Avada segurou a mão de Jor. O jovem mal conhecia aquela garota, mas sentia uma paz perto dela que ele nunca sentira antes. Ele endureceu o rosto, e pareceu muito mais velho ao dizer:

– Nunca mais irei causar tamanha dor nos outros, Sábia. Aqui faço o juramento de que vou lutar pela justiça e levar o bem a todos. Todo ser tem direito à vida, e eu garantirei isso. – Avada anuiu fervorosamente – Iqueróm wa puma.

– Como disse? – a mulher perguntou, curiosa. Um tremor percorreu o chão, e a brisa forte e fria uivou à distância.

– Eu disse, senhora, algo que minha anina me ensinou, nos confins do Multiverso.
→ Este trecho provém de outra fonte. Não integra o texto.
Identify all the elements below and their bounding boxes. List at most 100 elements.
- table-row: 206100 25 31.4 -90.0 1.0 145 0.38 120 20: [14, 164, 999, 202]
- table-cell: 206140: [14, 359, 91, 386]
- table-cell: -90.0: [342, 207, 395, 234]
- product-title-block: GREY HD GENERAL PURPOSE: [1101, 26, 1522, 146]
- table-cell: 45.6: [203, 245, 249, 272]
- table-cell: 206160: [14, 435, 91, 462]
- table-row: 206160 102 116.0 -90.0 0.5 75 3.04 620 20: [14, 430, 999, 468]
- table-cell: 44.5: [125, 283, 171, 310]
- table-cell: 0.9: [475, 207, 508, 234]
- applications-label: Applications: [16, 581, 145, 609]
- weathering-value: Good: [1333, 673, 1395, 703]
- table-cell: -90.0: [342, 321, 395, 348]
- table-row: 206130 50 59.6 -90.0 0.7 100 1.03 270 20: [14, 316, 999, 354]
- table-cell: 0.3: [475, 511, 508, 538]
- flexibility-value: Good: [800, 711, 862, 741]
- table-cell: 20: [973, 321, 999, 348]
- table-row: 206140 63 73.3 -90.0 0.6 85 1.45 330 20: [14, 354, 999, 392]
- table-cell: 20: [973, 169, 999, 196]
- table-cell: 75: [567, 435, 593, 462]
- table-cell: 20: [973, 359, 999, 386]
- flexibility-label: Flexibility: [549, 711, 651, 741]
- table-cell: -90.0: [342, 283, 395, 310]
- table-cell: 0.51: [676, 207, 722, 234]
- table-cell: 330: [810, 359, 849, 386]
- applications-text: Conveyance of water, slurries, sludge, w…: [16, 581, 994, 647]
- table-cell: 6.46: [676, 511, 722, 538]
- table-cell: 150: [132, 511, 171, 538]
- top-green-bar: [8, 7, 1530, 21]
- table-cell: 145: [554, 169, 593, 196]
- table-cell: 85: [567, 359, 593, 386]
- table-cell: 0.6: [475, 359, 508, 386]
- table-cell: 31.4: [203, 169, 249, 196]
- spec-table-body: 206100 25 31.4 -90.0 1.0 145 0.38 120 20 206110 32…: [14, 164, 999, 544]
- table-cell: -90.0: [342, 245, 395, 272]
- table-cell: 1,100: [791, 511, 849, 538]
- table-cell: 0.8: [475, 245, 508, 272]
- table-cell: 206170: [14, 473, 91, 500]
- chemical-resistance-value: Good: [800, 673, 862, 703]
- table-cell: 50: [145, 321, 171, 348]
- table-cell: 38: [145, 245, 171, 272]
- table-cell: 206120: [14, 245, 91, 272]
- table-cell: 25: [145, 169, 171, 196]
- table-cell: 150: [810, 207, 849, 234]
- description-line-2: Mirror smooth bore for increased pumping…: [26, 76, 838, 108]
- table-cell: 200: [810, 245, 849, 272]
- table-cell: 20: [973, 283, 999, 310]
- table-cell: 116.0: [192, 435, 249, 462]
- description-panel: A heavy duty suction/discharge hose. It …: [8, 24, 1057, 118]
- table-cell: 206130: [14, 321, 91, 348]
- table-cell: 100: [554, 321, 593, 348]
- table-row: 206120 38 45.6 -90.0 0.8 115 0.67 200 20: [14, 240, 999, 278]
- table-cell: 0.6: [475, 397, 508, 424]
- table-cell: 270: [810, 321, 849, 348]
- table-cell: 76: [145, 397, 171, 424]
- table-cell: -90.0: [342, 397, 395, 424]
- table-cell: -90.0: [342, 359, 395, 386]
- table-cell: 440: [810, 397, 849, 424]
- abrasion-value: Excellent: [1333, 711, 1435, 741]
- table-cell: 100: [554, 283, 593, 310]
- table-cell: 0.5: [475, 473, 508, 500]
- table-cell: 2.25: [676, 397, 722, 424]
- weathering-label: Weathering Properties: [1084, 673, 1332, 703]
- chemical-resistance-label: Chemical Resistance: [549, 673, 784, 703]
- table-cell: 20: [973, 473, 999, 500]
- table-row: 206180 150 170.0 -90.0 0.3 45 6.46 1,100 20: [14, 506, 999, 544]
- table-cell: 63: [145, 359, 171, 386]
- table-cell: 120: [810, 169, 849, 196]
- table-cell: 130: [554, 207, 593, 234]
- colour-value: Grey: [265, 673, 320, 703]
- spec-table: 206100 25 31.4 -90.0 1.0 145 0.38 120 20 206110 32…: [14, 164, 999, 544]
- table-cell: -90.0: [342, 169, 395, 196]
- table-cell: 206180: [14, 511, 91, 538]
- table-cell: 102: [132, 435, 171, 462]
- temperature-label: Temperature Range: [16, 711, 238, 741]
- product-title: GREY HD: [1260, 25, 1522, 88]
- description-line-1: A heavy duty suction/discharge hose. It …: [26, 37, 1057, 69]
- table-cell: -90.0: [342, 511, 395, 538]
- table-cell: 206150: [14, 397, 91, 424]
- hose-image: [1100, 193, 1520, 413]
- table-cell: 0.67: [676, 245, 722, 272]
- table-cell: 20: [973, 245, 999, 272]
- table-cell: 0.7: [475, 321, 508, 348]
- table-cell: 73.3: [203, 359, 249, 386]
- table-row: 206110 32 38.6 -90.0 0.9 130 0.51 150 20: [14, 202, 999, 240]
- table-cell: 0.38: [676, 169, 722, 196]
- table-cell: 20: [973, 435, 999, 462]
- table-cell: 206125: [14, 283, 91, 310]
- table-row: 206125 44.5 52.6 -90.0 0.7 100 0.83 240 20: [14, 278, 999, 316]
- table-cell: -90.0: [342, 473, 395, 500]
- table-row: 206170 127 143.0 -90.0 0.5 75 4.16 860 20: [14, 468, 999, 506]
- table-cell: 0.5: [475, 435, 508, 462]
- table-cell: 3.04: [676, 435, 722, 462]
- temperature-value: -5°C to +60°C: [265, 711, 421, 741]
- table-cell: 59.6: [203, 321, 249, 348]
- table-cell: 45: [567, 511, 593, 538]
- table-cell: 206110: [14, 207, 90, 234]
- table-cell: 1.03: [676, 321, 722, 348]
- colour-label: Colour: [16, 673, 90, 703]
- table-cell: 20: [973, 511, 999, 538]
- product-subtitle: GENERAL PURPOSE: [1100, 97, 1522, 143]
Agir para manter a paz. E, se para isso terei que manter a paz dentro de mim antes, assim será.

A mulher olhou-o com uma expressão curiosa, e voltou seu olhar para o alto.

– Nos confins do Multiverso… – a mulher disse, com o pensamento em outro lugar – O que acha disso, minha metade? – a voz da mulher derramava carinho.

O chão pareceu reverberar a pergunta da mulher, e uma luz de compreensão emanou dos olhos dela. A vida parecia permear todo aquele lugar, e reagia a cada ação e a cada pensamento deles, usando a sábia como meio de comunicação.

– Senhora, onde… Onde estamos? – Jor perguntou, com o máximo de respeito que conseguiu reunir de suas memórias com anina.

– Estamos sobre o ser primordial, o ancestral de toda a vida senciente, pequenos. Ev’ve é como se chama, e eu sou Nopporn para vocês, jovens. Estou curiosa a respeito de você, menino, assim como Ev’ve. Você não tem razões para estar vivo, e, ainda assim, aqui está. Quem é você? – ela questionou com franqueza.

O jovem pensou um pouco, e sentiu uma nova paz dentro de si. Apertou a mão de Avada. Sentiu esperança, pela primeira vez em sua breve vida.

– Eu sou Monjor, sábia Nopporn. Monjor V.